The first known use of the seal was on a deed from the city of Albany sold at auction. Signed by Albany's first mayor, Pieter Schuyler, the document was sealed with red wax, the design on which was an octagon with a monogram of the letters ALB in the center topped with a crown (see Figure 1). This document was found in 1886. This seal was again seen on a document from 1736, though that too was not found until 1886. The letters are presumed to be an abbreviation of the name of the city. However the meaning of the crown is unknown; it was noted for being "hardly a kingly crown, nor in shape like a coronet, the head attire of nobility".

Prior to 1752 (but after 1736), the seal had a beaver at center, with the letters "ALB" above it. This seal was replaced in 1752 with the abbreviation removed and replaced with "Albany" above the beaver and the year below as such:

Resolved and ordered by this Board—That the old seal of this corporation, now in the hands of the Mayor, be changed and altered, and that there be a new seal in its place, which new seal, being now produced to this board and approved of by them, the same is ordered to be lodged in the hands of our present clerk in his office for the use and behoof of this corporation, and that the present now new seal be henceforth our seal and called, deemed and esteemed the common seal of this corporation until it be altered and changed and the aforesaid former seal be null and void and dead in law to all intents and purposes whatsoever.
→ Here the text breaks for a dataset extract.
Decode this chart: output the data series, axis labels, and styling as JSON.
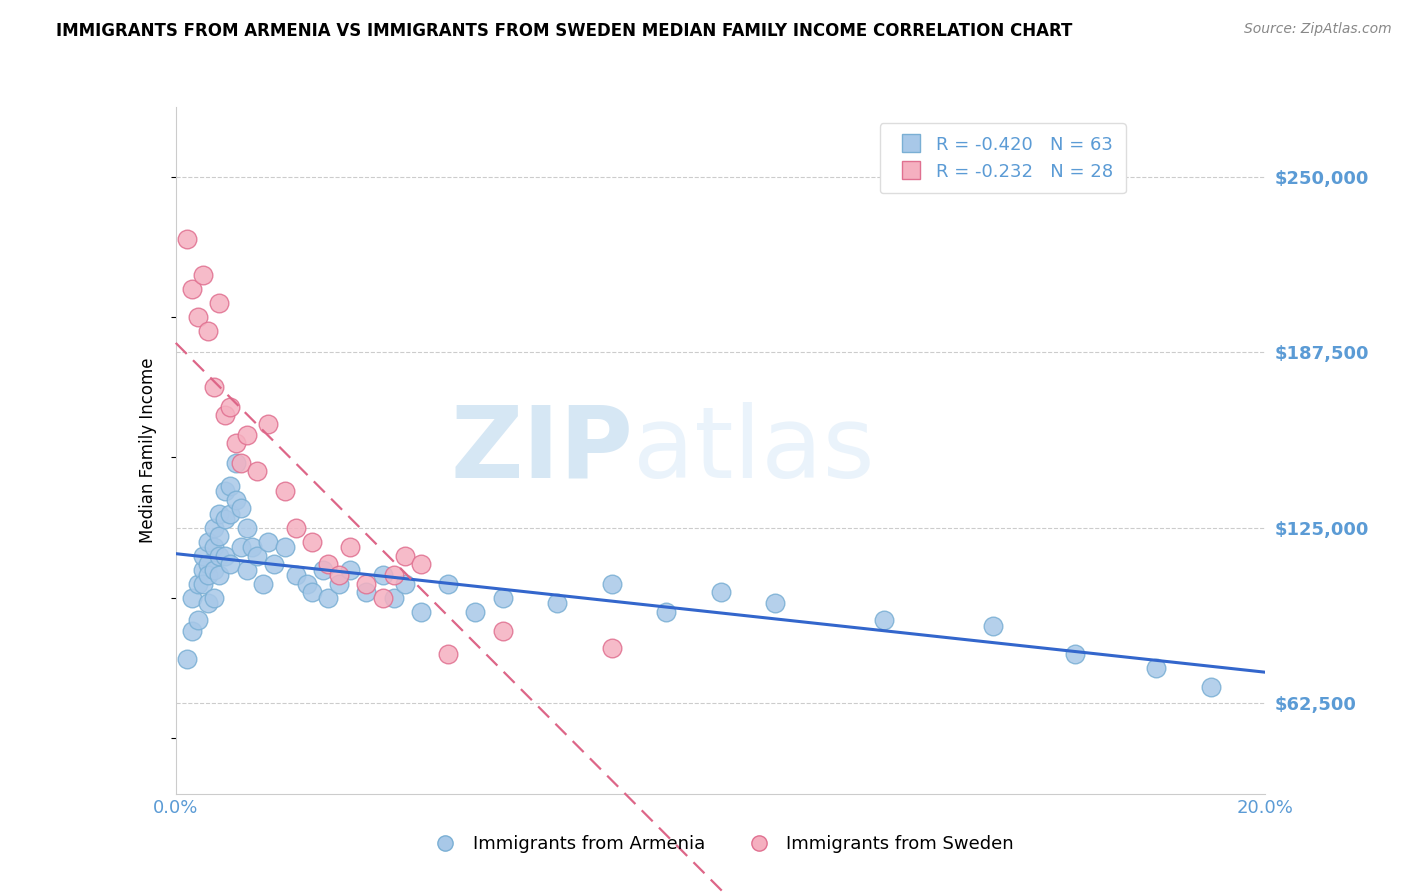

The seal from 1752 is shown in Figure 2. The beaver honored Albany's past as an important fur trading port. Adding to the history of this seal, one historian states, "[The seal] displays the beaver, but looking in the original, more like a drowned cat than the fat and sleek animal, it was intended to represent. Neither the resolution nor the records state why the change was made." In 1755 the original seal (Figure 1) was reinstated for use by the mayor in licensing businesses. So at this point the city had two seals, one corporate and one public. The earlier seal, however, was last seen in 1761 and the beaver continued as the sole city seal from then on.

The current seal was adopted in 1789 and first shows up in 1790, when Simeon De Witt, Albany's city surveyor, included the arms on his map of the city. An updated map from 1794 also includes the arms. Both versions include a full landscape in the upper portion of the shield including multiple beavers and trees, as opposed to just one beaver and tree in the current version. There is no documented reasoning for changing the seal from the beaver to the coat of arms, and the coat of arms itself "seems to [have] no record authority" making it in any way official.